Global capital project and infrastructure (CP&I) spending is set to grow to more than $9 trillion annually by 2025, up from $4 trillion in 2012.
A new report by PwC, Capital project and infrastructure spending: Outlook to 2025, analyses capital project and infrastructure spending across 49 of the world's largest economies. These account for 90% of global economic output, covering the extraction, utilities, manufacturing, transport and social infrastructure sectors.
The research found that, following a rebound from the international financial crisis, the global CP&I market should grow by as much as 6-7% annually between 2014-2025, with the UK growing 3.8% per annum over this period.
Overall, close to $78 trillion is expected to be spent globally between now and 2025 on capital projects and infrastructure, with $1.5 trillion forecast for the UK.
The UK's overall spending will keep pace with other major European economies, with total spending reaching £106bn in 2025. Power and transport will account for almost half of spending, versus around a third today. With the fiscal squeeze forecast to ease from 2020, annual investment growth of 4.5% is possible, making up for slower growth (2.4%) during the austerity years of 2014-19. Demographic shifts will also influence spending, with 20% of the UK population being over 65 by 2025.
A substantial rebound in transportation spending, including rail and air upgrades, will lead to annual spend doubling in these sectors. Spending on power generation infrastructure will nearly triple from over £6bn per annum in 2014 to more than £17bn per annum in 2025.

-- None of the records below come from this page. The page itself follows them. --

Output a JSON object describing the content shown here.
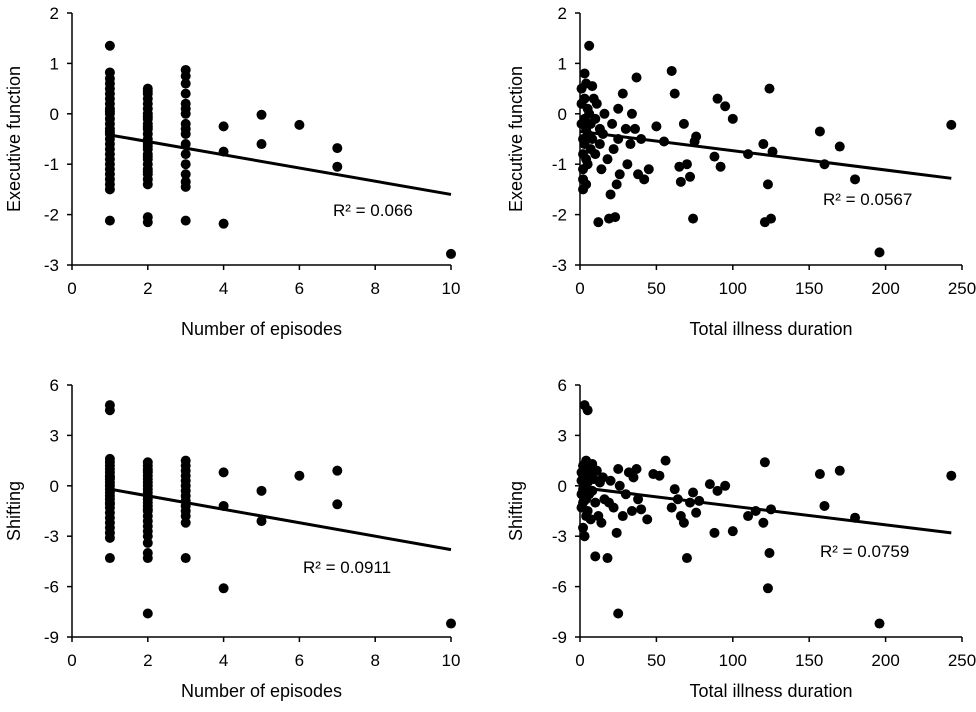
{
  "chart_data": [
    {
      "type": "scatter",
      "xlabel": "Number of episodes",
      "ylabel": "Executive function",
      "xlim": [
        0,
        10
      ],
      "ylim": [
        -3,
        2
      ],
      "xticks": [
        "0",
        "2",
        "4",
        "6",
        "8",
        "10"
      ],
      "yticks": [
        "2",
        "1",
        "0",
        "-1",
        "-2",
        "-3"
      ],
      "r2_label": "R² = 0.066",
      "trend": {
        "x": [
          1,
          10
        ],
        "y": [
          -0.42,
          -1.6
        ]
      },
      "points": {
        "x": [
          1,
          1,
          1,
          1,
          1,
          1,
          1,
          1,
          1,
          1,
          1,
          1,
          1,
          1,
          1,
          1,
          1,
          1,
          1,
          1,
          1,
          1,
          1,
          1,
          1,
          1,
          1,
          1,
          2,
          2,
          2,
          2,
          2,
          2,
          2,
          2,
          2,
          2,
          2,
          2,
          2,
          2,
          2,
          2,
          2,
          2,
          2,
          2,
          2,
          2,
          2,
          2,
          2,
          2,
          2,
          2,
          2,
          3,
          3,
          3,
          3,
          3,
          3,
          3,
          3,
          3,
          3,
          3,
          3,
          3,
          3,
          3,
          3,
          3,
          4,
          4,
          4,
          5,
          5,
          6,
          7,
          7,
          10
        ],
        "y": [
          1.35,
          0.82,
          0.7,
          0.6,
          0.5,
          0.4,
          0.3,
          0.2,
          0.1,
          0,
          -0.1,
          -0.2,
          -0.3,
          -0.4,
          -0.5,
          -0.6,
          -0.7,
          -0.8,
          -0.9,
          -1.0,
          -1.1,
          -1.2,
          -1.3,
          -1.4,
          -1.5,
          -2.12,
          0.05,
          -0.35,
          0.5,
          0.4,
          0.3,
          0.2,
          0.1,
          0,
          -0.1,
          -0.2,
          -0.3,
          -0.4,
          -0.5,
          -0.6,
          -0.7,
          -0.8,
          -0.9,
          -1.0,
          -1.1,
          -1.2,
          -1.3,
          -1.4,
          -2.05,
          -2.15,
          0.45,
          -0.25,
          -0.55,
          -0.85,
          -1.15,
          -0.05,
          -0.65,
          0.87,
          0.75,
          0.6,
          0.4,
          0.2,
          0,
          -0.2,
          -0.3,
          -0.4,
          -0.6,
          -0.8,
          -1.0,
          -1.2,
          -1.35,
          -1.45,
          -2.12,
          0.1,
          -0.25,
          -0.75,
          -2.18,
          -0.02,
          -0.6,
          -0.22,
          -0.68,
          -1.05,
          -2.78
        ]
      }
    },
    {
      "type": "scatter",
      "xlabel": "Total illness duration",
      "ylabel": "Executive function",
      "xlim": [
        0,
        250
      ],
      "ylim": [
        -3,
        2
      ],
      "xticks": [
        "0",
        "50",
        "100",
        "150",
        "200",
        "250"
      ],
      "yticks": [
        "2",
        "1",
        "0",
        "-1",
        "-2",
        "-3"
      ],
      "r2_label": "R² = 0.0567",
      "trend": {
        "x": [
          0,
          243
        ],
        "y": [
          -0.35,
          -1.28
        ]
      },
      "points": {
        "x": [
          1,
          1,
          1,
          2,
          2,
          2,
          2,
          2,
          3,
          3,
          3,
          3,
          4,
          4,
          4,
          4,
          5,
          5,
          5,
          6,
          6,
          7,
          7,
          8,
          8,
          9,
          10,
          10,
          11,
          12,
          13,
          13,
          14,
          15,
          16,
          18,
          19,
          20,
          21,
          22,
          23,
          24,
          25,
          25,
          26,
          28,
          30,
          31,
          33,
          34,
          36,
          37,
          38,
          40,
          42,
          45,
          50,
          55,
          60,
          62,
          65,
          66,
          68,
          70,
          72,
          74,
          75,
          76,
          88,
          90,
          92,
          95,
          100,
          110,
          120,
          121,
          123,
          124,
          125,
          126,
          157,
          160,
          170,
          180,
          196,
          243
        ],
        "y": [
          0.5,
          0.2,
          -0.2,
          -0.5,
          -0.8,
          -1.1,
          -1.3,
          -1.5,
          0.8,
          0.3,
          -0.1,
          -0.6,
          0.6,
          -0.3,
          -0.9,
          -1.4,
          0.1,
          -0.4,
          -1.0,
          1.35,
          0.0,
          -0.2,
          -0.7,
          0.55,
          -0.5,
          0.3,
          -0.1,
          -0.8,
          0.2,
          -2.15,
          -0.3,
          -0.6,
          -1.1,
          -0.4,
          0.0,
          -0.9,
          -2.08,
          -1.6,
          -0.2,
          -0.7,
          -2.05,
          -1.4,
          0.1,
          -0.5,
          -1.2,
          0.4,
          -0.3,
          -1.0,
          -0.6,
          0.0,
          -0.3,
          0.72,
          -1.2,
          -0.5,
          -1.3,
          -1.1,
          -0.25,
          -0.55,
          0.85,
          0.4,
          -1.05,
          -1.35,
          -0.2,
          -1.0,
          -1.25,
          -2.08,
          -0.55,
          -0.45,
          -0.85,
          0.3,
          -1.05,
          0.15,
          -0.1,
          -0.8,
          -0.6,
          -2.15,
          -1.4,
          0.5,
          -2.08,
          -0.75,
          -0.35,
          -1.0,
          -0.65,
          -1.3,
          -2.75,
          -0.22
        ]
      }
    },
    {
      "type": "scatter",
      "xlabel": "Number of episodes",
      "ylabel": "Shifting",
      "xlim": [
        0,
        10
      ],
      "ylim": [
        -9,
        6
      ],
      "xticks": [
        "0",
        "2",
        "4",
        "6",
        "8",
        "10"
      ],
      "yticks": [
        "6",
        "3",
        "0",
        "-3",
        "-6",
        "-9"
      ],
      "r2_label": "R² = 0.0911",
      "trend": {
        "x": [
          1,
          10
        ],
        "y": [
          -0.2,
          -3.8
        ]
      },
      "points": {
        "x": [
          1,
          1,
          1,
          1,
          1,
          1,
          1,
          1,
          1,
          1,
          1,
          1,
          1,
          1,
          1,
          1,
          1,
          1,
          1,
          1,
          1,
          1,
          1,
          1,
          1,
          1,
          2,
          2,
          2,
          2,
          2,
          2,
          2,
          2,
          2,
          2,
          2,
          2,
          2,
          2,
          2,
          2,
          2,
          2,
          2,
          2,
          2,
          2,
          2,
          2,
          2,
          2,
          3,
          3,
          3,
          3,
          3,
          3,
          3,
          3,
          3,
          3,
          3,
          3,
          3,
          3,
          4,
          4,
          4,
          5,
          5,
          6,
          7,
          7,
          10
        ],
        "y": [
          4.8,
          4.5,
          1.6,
          1.4,
          1.2,
          1.0,
          0.8,
          0.6,
          0.4,
          0.2,
          0,
          -0.2,
          -0.4,
          -0.6,
          -0.8,
          -1.0,
          -1.3,
          -1.6,
          -1.9,
          -2.2,
          -2.5,
          -2.8,
          -3.1,
          -4.3,
          0.5,
          -1.1,
          1.4,
          1.2,
          1.0,
          0.8,
          0.6,
          0.4,
          0.2,
          0,
          -0.2,
          -0.4,
          -0.6,
          -0.8,
          -1.0,
          -1.2,
          -1.5,
          -1.8,
          -2.1,
          -2.4,
          -2.7,
          -3.0,
          -3.4,
          -4.0,
          -4.3,
          -7.6,
          0.9,
          -1.4,
          1.5,
          1.2,
          0.9,
          0.6,
          0.3,
          0,
          -0.3,
          -0.6,
          -0.9,
          -1.2,
          -1.5,
          -1.8,
          -2.2,
          -4.3,
          0.8,
          -1.2,
          -6.1,
          -0.3,
          -2.1,
          0.6,
          0.9,
          -1.1,
          -8.2
        ]
      }
    },
    {
      "type": "scatter",
      "xlabel": "Total illness duration",
      "ylabel": "Shifting",
      "xlim": [
        0,
        250
      ],
      "ylim": [
        -9,
        6
      ],
      "xticks": [
        "0",
        "50",
        "100",
        "150",
        "200",
        "250"
      ],
      "yticks": [
        "6",
        "3",
        "0",
        "-3",
        "-6",
        "-9"
      ],
      "r2_label": "R² = 0.0759",
      "trend": {
        "x": [
          0,
          243
        ],
        "y": [
          -0.1,
          -2.8
        ]
      },
      "points": {
        "x": [
          1,
          1,
          1,
          1,
          2,
          2,
          2,
          2,
          2,
          3,
          3,
          3,
          4,
          4,
          4,
          5,
          5,
          5,
          6,
          6,
          7,
          7,
          8,
          8,
          9,
          10,
          10,
          11,
          12,
          13,
          14,
          15,
          16,
          18,
          19,
          20,
          22,
          24,
          25,
          25,
          26,
          28,
          30,
          32,
          34,
          35,
          37,
          38,
          40,
          44,
          48,
          52,
          56,
          60,
          62,
          64,
          66,
          68,
          70,
          72,
          74,
          76,
          78,
          85,
          88,
          90,
          95,
          100,
          110,
          115,
          120,
          121,
          123,
          124,
          125,
          157,
          160,
          170,
          180,
          196,
          243
        ],
        "y": [
          0.8,
          0.3,
          -0.5,
          -1.3,
          1.2,
          0.5,
          -0.2,
          -1.0,
          -2.5,
          4.8,
          0.0,
          -3.0,
          1.5,
          -0.8,
          -1.8,
          4.5,
          0.2,
          -1.5,
          1.0,
          -0.5,
          0.7,
          -2.0,
          1.3,
          -0.3,
          0.4,
          -1.0,
          -4.2,
          0.9,
          -1.8,
          0.2,
          -2.2,
          0.5,
          -0.8,
          -4.3,
          -1.0,
          0.3,
          -1.3,
          -2.8,
          -7.6,
          1.0,
          0.0,
          -1.8,
          -0.5,
          0.8,
          -1.5,
          0.5,
          1.0,
          -0.8,
          -1.4,
          -2.0,
          0.7,
          0.6,
          1.5,
          -1.3,
          -0.2,
          -0.8,
          -1.8,
          -2.2,
          -4.3,
          -1.0,
          -0.4,
          -1.6,
          -0.9,
          0.1,
          -2.8,
          -0.3,
          0.0,
          -2.7,
          -1.8,
          -1.5,
          -2.2,
          1.4,
          -6.1,
          -4.0,
          -1.4,
          0.7,
          -1.2,
          0.9,
          -1.9,
          -8.2,
          0.6
        ]
      }
    }
  ]
}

Richard Abadie, PwC's global leader, capital projects and infrastructure practice, said: “It is telling that social infrastructure spending accounts for about a third of total spending currently despite the perception of cutbacks in this area. Nevertheless, we expect transport and power to be the growth sectors up to 2025, with transport doubling and power generation nearly tripling. This spending will be critical to ensuring economic growth in the UK and global competitiveness.
“Private investment, whether from pension funds, insurance companies, sovereign wealth funds, for example, will be the dominant financing source for this spending as government has signaled previously.”